In the past week, China has experienced a nationwide cold snap, causing record temperature drops:

“The past weekend was the coldest in the latter part of the year for a vast area of the country, with 23 provincial capital cities seeing record low temperatures since November, according to weather.com.cn,” the Global Times reported on Sunday, adding:

A total of 30 national-level meteorological stations in multiple provinces and cities such as Hebei, Shanxi, Beijing, Tianjin and Liaoning, recorded historic extreme low temperatures for December on Sunday morning, with five stations in Shanxi, Hebei and Liaoning seeing new records since their establishment.

Citing the Communist Party’s National Meteorological Center, the Global Times predicted that extreme cold weather would continue through at least Wednesday.

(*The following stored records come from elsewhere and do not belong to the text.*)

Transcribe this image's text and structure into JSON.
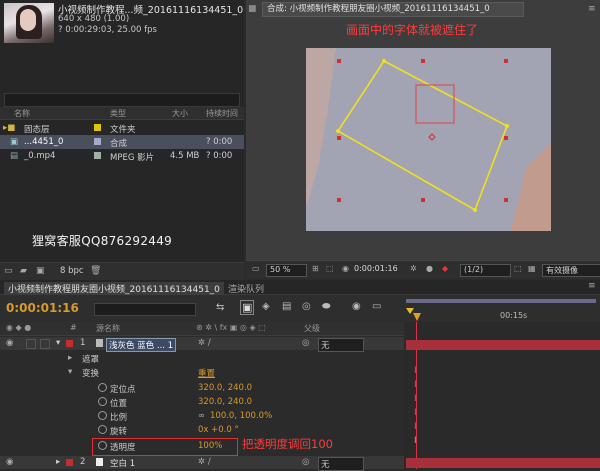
{
  "project": {
    "title": "小视频制作教程...频_20161116134451_0",
    "info_size": "640 x 480 (1.00)",
    "info_duration": "? 0:00:29:03, 25.00 fps",
    "search_placeholder": "",
    "columns": [
      "名称",
      "类型",
      "大小",
      "持续时间"
    ],
    "items": [
      {
        "name": "固态层",
        "type": "文件夹",
        "size": "",
        "duration": "",
        "color": "#e0c600"
      },
      {
        "name": "...4451_0",
        "type": "合成",
        "size": "",
        "duration": "? 0:00",
        "color": "#a8a8c8"
      },
      {
        "name": "_0.mp4",
        "type": "MPEG 影片",
        "size": "4.5 MB",
        "duration": "? 0:00",
        "color": "#9fb0a8"
      }
    ],
    "bpc": "8 bpc"
  },
  "watermark": "狸窝客服QQ876292449",
  "viewer": {
    "tab": "合成: 小视频制作教程朋友圈小视频_20161116134451_0",
    "annotation": "画面中的字体就被遮住了",
    "zoom": "50 %",
    "timecode": "0:00:01:16",
    "resolution": "(1/2)",
    "camera": "有效摄像"
  },
  "timeline": {
    "tab_comp": "小视频制作教程朋友圈小视频_20161116134451_0",
    "tab_render": "渲染队列",
    "timecode": "0:00:01:16",
    "col_num": "#",
    "col_source": "源名称",
    "col_parent": "父级",
    "ruler_mark": "00:15s",
    "layer1": {
      "num": "1",
      "name": "浅灰色 蓝色 ... 1",
      "parent": "无"
    },
    "mask": "遮罩",
    "transform": "变换",
    "reset": "重置",
    "props": [
      {
        "label": "定位点",
        "value": "320.0, 240.0"
      },
      {
        "label": "位置",
        "value": "320.0, 240.0"
      },
      {
        "label": "比例",
        "value": "100.0, 100.0%"
      },
      {
        "label": "旋转",
        "value": "0x +0.0 °"
      },
      {
        "label": "透明度",
        "value": "100%"
      }
    ],
    "layer2": {
      "num": "2",
      "name": "空白 1",
      "parent": "无"
    },
    "annotation": "把透明度调回100"
  },
  "colors": {
    "accent": "#d69a2e",
    "annotation": "#ff3b3b",
    "layer_bar": "#a8303a"
  }
}
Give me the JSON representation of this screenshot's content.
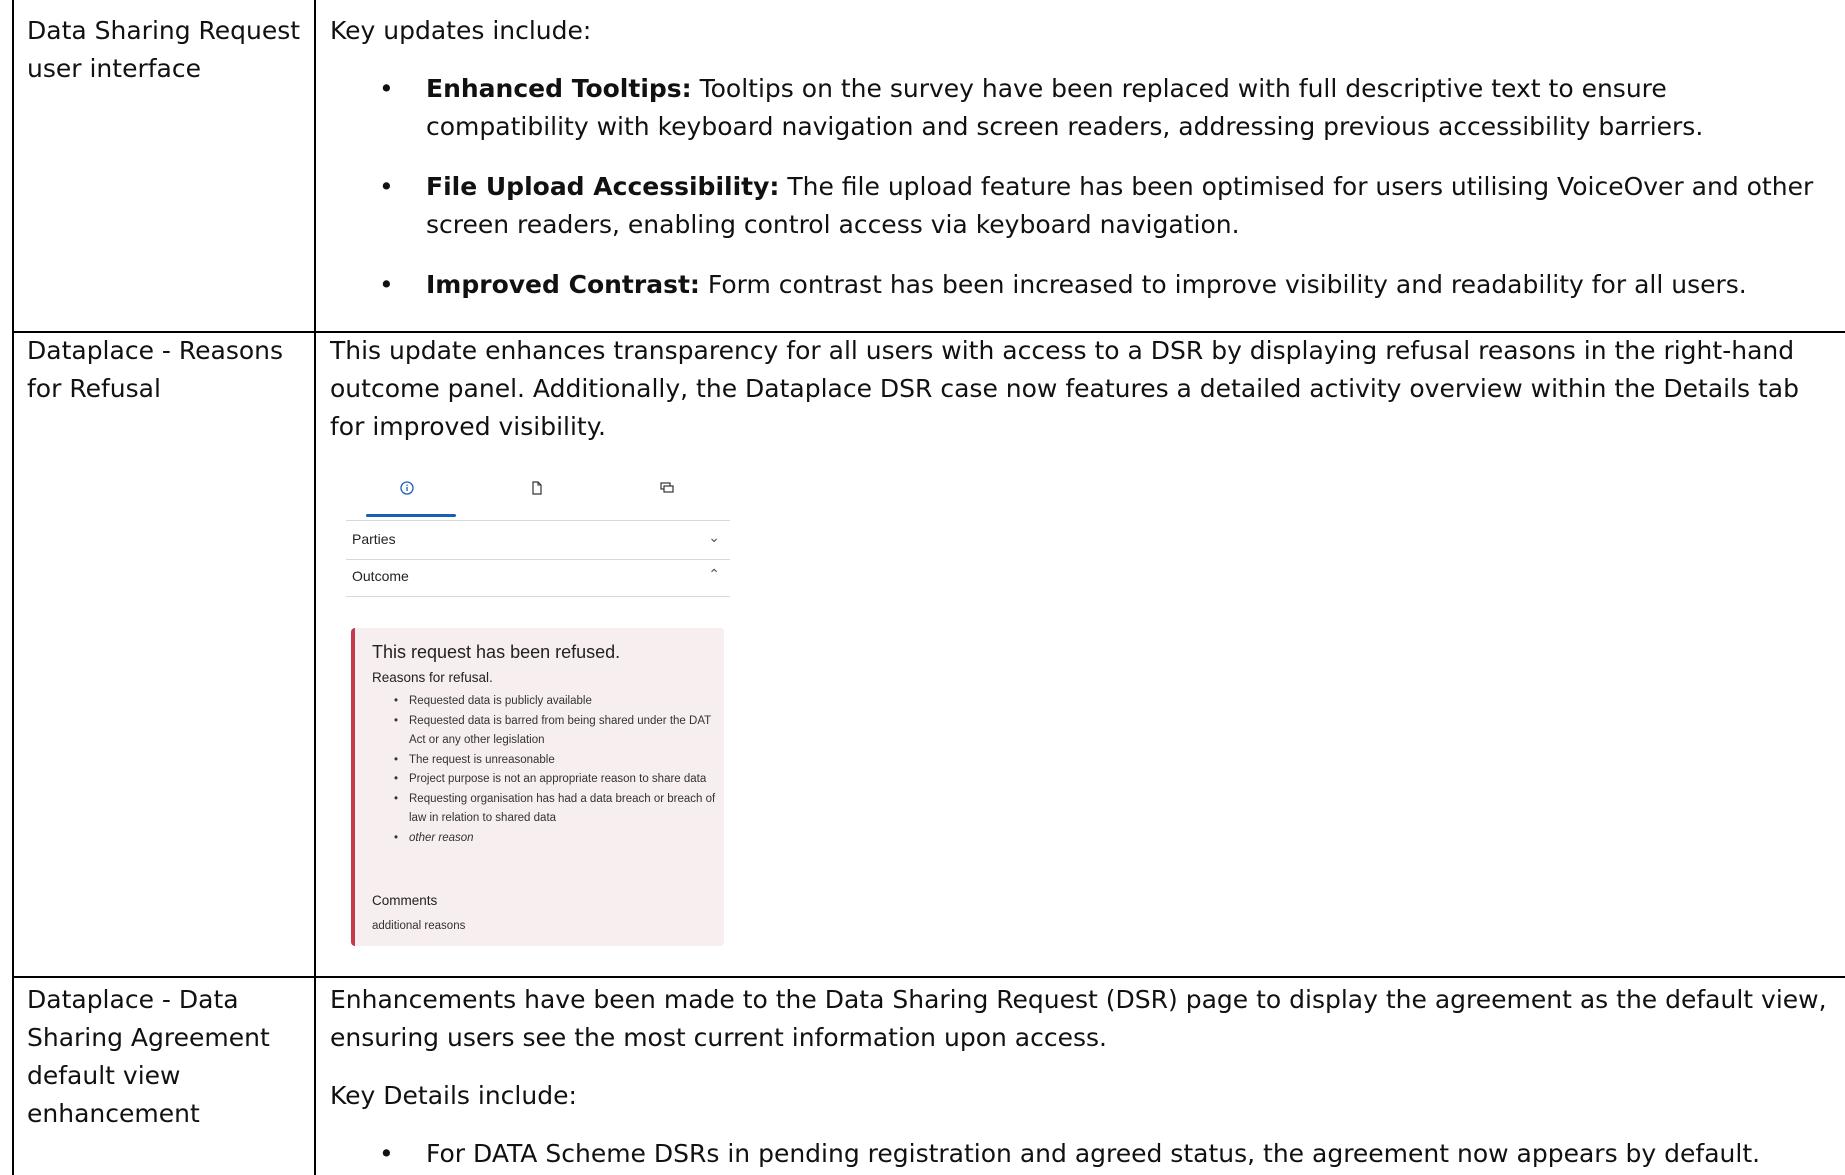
{
  "rows": [
    {
      "label": "Data Sharing Request user interface",
      "intro": "Key updates include:",
      "bullets": [
        {
          "bold": "Enhanced Tooltips:",
          "text": " Tooltips on the survey have been replaced with full descriptive text to ensure compatibility with keyboard navigation and screen readers, addressing previous accessibility barriers."
        },
        {
          "bold": "File Upload Accessibility:",
          "text": " The file upload feature has been optimised for users utilising VoiceOver and other screen readers, enabling control access via keyboard navigation."
        },
        {
          "bold": "Improved Contrast:",
          "text": " Form contrast has been increased to improve visibility and readability for all users."
        }
      ]
    },
    {
      "label": "Dataplace - Reasons for Refusal",
      "text": "This update enhances transparency for all users with access to a DSR by displaying refusal reasons in the right-hand outcome panel. Additionally, the Dataplace DSR case now features a detailed activity overview within the Details tab for improved visibility."
    },
    {
      "label": "Dataplace - Data Sharing Agreement default view enhancement",
      "text": "Enhancements have been made to the Data Sharing Request (DSR) page to display the agreement as the default view, ensuring users see the most current information upon access.",
      "details_intro": "Key Details include:",
      "bullets": [
        {
          "text": "For DATA Scheme DSRs in pending registration and agreed status, the agreement now appears by default."
        }
      ]
    }
  ],
  "screenshot": {
    "tab_icons": [
      "info-icon",
      "document-icon",
      "chat-icon"
    ],
    "accordion": [
      {
        "label": "Parties",
        "state": "collapsed"
      },
      {
        "label": "Outcome",
        "state": "expanded"
      }
    ],
    "refusal": {
      "title": "This request has been refused.",
      "subtitle": "Reasons for refusal.",
      "reasons": [
        "Requested data is publicly available",
        "Requested data is barred from being shared under the DAT Act or any other legislation",
        "The request is unreasonable",
        "Project purpose is not an appropriate reason to share data",
        "Requesting organisation has had a data breach or breach of law in relation to shared data",
        "other reason"
      ],
      "comments_label": "Comments",
      "comments_text": "additional reasons"
    },
    "colors": {
      "accent": "#1a5fb4",
      "refusal_border": "#c5394f",
      "refusal_bg": "#f7eef0"
    }
  }
}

China is the world’s largest carbon emitter and the world’s worst polluter, in part due to its commitment to burning coal. Not only does China maintain significant coal-burning capacity, but it has invested heavily in the past three years in expanding that capacity despite its signing of the Paris Climate Agreement. The Paris Agreement is nominally meant to constrict individual states’ use of fossil fuels but, instead, permitted China to increase the pollution that it emits through at least 2030, when its carbon emissions are supposed to “peak.”

In this Nov. 28, 2019, file photo, smoke and steam rise from a coal processing plant in Hejin in central China's Shanxi Province. The International Energy Agency said Wednesday that emissions of planet-warming methane from oil, gas and coal production are significantly higher than governments claims. The countries with the highest emissions are China, Russia, the United States, Iran and India, the IEA said. (AP Photo/Olivia Zhang, File)

In this Nov. 28, 2019, file photo, smoke and steam rise from a coal processing plant in Hejin in central China’s Shanxi Province (AP Photo/Olivia Zhang, File).

In 2020, a report by the U.S.-based Global Energy Monitor (GEM) and Helsinki-based Center for Research on Energy and Clean Air (CREA) revealed that China built more than three times the coal electrical capacity as the rest of the world combined. A report by the same organizations found three years later, in August, that China had doubled its commissions of coal plants that year and that the Communist Party, in approving the projects, had apparently abandoned its own protocol for approving coal power plants.

“Most of the new projects don’t meet the central government’s requirements for permitting new coal,” the report read in part. “The provinces building most new coal aren’t using it to ‘support’ a correspondingly large buildout of clean energy. … There is no effective enforcement of the policies limiting new project permitting.”

“As the world turns its back on new coal projects, China is making the path towards its energy transition and climate commitments more complicated and costly,” GEM research analyst Flora Champenois lamented at the time.

In November, the United Nations found that China, and fellow top polluter India, were preparing to exceed their Paris Agreement limits by over 100 percent of what they committed to by 2030.